采用天然可再生资源制备可降解绿色材料的产业化路线有利于解决日益严峻的资源和环境问题。本项目利用榨油后的废弃油籽蛋白资源和天然植物纤维为可再生原料，制备可降解绿色高分子复合材料符合可持续和可循环经济的发展理念。迄今已知的蛋白质基可降解塑料普遍力学强度较差，增强性纤维易从蛋白质基体中脱落。本项目通过构建纤维原纤丝/高分子界面晶体/植物蛋白大分子多相协同增强结构、表面改性纤维/植物蛋白原位交联增强结构，利用结构协同效应和原位增强效应，提高纤维增强相和蛋白质基体之间的结合力，以期获得具有紧密界面结合力的高强度植物纤维/蛋白绿色复合材料。通过化学改性、高分子热响应、复合材料加工等基础研究，实现目标材料的可控合成，并揭示其多层级结构和力学性能之间的调控增强机制。此外，本项目为拓展废弃植物油籽蛋白在非饲料行业的高附加值应用、天然植物纤维在非纺织领域的绿色材料化应用提供理论指导和技术借鉴。

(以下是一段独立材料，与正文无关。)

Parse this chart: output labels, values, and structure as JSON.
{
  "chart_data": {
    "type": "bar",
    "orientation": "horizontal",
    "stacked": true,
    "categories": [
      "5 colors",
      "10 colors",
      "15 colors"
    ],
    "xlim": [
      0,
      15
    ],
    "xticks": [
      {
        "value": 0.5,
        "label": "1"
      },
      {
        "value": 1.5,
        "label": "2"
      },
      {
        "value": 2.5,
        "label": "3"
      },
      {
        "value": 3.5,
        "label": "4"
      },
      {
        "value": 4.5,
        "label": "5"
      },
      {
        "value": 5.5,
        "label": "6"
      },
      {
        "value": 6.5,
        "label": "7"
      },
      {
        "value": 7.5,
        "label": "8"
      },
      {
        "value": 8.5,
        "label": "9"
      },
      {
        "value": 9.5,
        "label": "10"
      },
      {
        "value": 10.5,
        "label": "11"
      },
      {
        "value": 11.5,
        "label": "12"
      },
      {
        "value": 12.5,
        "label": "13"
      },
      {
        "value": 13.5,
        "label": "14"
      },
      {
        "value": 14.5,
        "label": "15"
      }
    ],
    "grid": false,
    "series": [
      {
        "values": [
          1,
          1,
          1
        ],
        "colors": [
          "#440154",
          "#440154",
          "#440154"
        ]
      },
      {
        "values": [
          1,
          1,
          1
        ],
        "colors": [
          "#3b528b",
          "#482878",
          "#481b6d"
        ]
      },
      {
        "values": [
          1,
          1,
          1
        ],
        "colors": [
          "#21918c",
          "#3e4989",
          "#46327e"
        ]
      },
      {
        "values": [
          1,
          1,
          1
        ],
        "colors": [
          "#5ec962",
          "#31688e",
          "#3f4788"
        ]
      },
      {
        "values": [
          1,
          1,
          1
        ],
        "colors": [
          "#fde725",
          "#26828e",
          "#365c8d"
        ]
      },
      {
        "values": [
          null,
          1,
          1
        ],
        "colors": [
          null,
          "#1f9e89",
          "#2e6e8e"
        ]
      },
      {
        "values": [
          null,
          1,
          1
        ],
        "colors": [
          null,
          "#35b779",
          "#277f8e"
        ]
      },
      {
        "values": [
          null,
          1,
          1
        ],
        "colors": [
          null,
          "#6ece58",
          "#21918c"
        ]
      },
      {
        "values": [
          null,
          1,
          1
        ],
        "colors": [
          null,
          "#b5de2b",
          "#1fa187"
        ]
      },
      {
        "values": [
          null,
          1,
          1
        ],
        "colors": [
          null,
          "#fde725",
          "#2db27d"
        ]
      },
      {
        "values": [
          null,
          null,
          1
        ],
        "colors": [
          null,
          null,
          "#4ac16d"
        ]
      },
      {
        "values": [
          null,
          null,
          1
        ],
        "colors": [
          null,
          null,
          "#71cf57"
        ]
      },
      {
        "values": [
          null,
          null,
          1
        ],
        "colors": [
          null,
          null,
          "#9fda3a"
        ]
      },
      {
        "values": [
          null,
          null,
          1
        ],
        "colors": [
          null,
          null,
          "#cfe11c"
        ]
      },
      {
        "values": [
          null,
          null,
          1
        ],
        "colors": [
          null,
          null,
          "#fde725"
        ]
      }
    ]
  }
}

本项目对天然植物资源进行高效转化利用，获得了具有紧密界面结合力、高强度、较好韧性、耐水和耐热稳定性的环境和生态友好型可生物降解类高分子及全绿色聚合物基复合材料。以废弃棉籽蛋白粉为原料，在蛋白质纯化、尿素变性、甘油增塑、改性淀粉交联的基础上，将其与取向排列的天然长纤维或与可降解结晶型高分子（如聚乳酸和聚己内酯）共混复合，采用热压硫化或溶液浇注等加工方法制备得到了一系列生物质基全绿色复合材料。通过设计构建高效原位交联、径向纤维增强、界面晶体桥接、界面增容等增强性结构，创建了蛋白/天然纤维、结晶型高分子/纳米纤维强结合界面和共混增容界面。系统测试评价了复合材料的力学性能、耐水和耐热稳定性能，通过原位扫描电镜-拉伸断裂结构演化实验、界面晶体在纳米纤维表面的等温结晶动力学、改性淀粉对棉籽蛋白的交联效率等实验研究，揭示了纤维多级结构、界面横晶、蛋白/纤维紧密界面等结构与复合材料高强化性能间的构效关系，阐明了纤维断裂机理和复合材料相关增强机制。项目执行期间，共发表学术论著13篇，申请发明专利3项，培养青年教师1名、硕博研究生5名。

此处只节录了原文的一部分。